Many Americans who will watch this movie will possibly feel hatred towards those who attacked us as they listen to the frantic 911 calls from those trapped in the towers on 9/11. I did; it was impossible not to. Is it actually healthy for our country to essentially rehash what happened in a graphic, documentary style movie? We should always remember what happened and honor the victims and families of 9/11 and those who fought in the Iraq war, but Hollywood should be careful not to cross a fine line. Where I just felt angry and sad during the movie, another normal citizen may act upon their perpetuated hatred and take it out on innocent people, as events have shown quite recently in the United States.

Hollywood is not the reason violence occurs, but we cannot deny it may be a catalyst.
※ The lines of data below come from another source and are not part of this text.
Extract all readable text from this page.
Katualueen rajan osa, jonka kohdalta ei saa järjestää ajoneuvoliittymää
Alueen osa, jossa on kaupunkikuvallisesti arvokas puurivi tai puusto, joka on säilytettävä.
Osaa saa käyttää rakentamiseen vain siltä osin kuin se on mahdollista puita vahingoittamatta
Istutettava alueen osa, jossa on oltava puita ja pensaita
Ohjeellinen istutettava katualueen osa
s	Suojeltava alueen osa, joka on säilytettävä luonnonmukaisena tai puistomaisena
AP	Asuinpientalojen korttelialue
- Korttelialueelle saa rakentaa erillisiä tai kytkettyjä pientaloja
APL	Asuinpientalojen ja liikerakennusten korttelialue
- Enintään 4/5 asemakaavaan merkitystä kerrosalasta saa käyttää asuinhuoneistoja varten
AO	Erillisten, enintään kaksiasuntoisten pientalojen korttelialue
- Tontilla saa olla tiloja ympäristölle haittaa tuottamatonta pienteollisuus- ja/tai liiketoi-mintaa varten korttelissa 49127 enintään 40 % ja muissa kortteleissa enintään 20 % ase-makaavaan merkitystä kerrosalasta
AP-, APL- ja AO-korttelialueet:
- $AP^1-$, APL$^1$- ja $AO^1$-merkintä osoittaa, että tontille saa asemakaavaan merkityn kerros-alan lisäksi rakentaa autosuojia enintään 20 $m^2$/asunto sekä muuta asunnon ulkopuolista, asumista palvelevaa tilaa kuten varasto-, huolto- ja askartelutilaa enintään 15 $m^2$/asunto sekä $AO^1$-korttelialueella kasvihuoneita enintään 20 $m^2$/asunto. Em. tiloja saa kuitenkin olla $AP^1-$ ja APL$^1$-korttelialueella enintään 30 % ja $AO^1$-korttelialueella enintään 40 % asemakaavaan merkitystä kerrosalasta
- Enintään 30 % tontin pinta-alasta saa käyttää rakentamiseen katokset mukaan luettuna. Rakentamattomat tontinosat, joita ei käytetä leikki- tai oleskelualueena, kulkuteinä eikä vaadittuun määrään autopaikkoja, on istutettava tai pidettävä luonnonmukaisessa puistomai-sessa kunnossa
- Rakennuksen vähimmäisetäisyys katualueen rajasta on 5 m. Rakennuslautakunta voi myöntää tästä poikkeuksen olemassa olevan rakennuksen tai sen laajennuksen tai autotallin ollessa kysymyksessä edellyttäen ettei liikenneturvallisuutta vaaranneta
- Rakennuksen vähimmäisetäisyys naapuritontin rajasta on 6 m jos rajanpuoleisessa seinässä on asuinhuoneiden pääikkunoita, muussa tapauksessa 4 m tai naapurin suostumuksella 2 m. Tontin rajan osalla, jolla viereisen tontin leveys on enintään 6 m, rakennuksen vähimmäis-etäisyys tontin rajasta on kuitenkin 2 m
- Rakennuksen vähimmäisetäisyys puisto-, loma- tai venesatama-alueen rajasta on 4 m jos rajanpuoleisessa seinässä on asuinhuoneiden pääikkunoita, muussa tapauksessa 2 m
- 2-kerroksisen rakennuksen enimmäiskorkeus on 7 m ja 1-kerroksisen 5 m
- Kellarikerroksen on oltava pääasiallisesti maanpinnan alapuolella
When something as delicate as the relationship, or lack of, between Americans and people of the Middle East is depicted in Hollywood, there is of course going to be discussion on either side or possibly violence.

I have consistently heard those around me call people who may look or act like they are from the Middle East derogatory names or worse, say they are probably “terrorists”. Zero Dark Thirty may possibly reinforce this racism, because it is in fact racism. Some will leave the movie feeling hopeful for the future and others will be leaving with more hatred for the Middle East and Al Qaeda than ever before.

To fix the perception of average Americans from a Middle East standpoint, and to fix the perception of the Middle East from an American standpoint since 9/11 may be impossible. However, movies, literature and television can educate both sides and stop reinforcing biases. Not every person from the Middle East is in Al Qaeda and agrees with terrorism, which many Americans do not understand. Imagine someone with this ideology being essentially armed with a Hollywood movie like Zero Dark Thirty; it is a recipe for further discrimination and hatred.

There is also a clear difference between a documentary, and a movie filmed like it is a documentary. Though the filmmakers were in contact with the CIA, it doesn’t necessarily mean it is completely accurate. Mike Morell, acting director of the CIA, released a statement on the agency’s website stating that the “CIA interacted with the filmmakers through our Office of Public Affairs but, as is true with any entertainment project with which we interact, we do not control the final product,” according to a TIME Magazine article.

Movies like Zero Dark Thirty will not stop being produced, but what Americans can do is research and educate themselves on such topics beforehand to decrease discrimination and realize what is true and what isn’t. As citizens, it is our responsibility what we do with the media that is presented to us. By asking questions and doing formative research this may help eliminate biases, discrimination, and essentially inform consumers of what they should expect from the media and what they shouldn’t.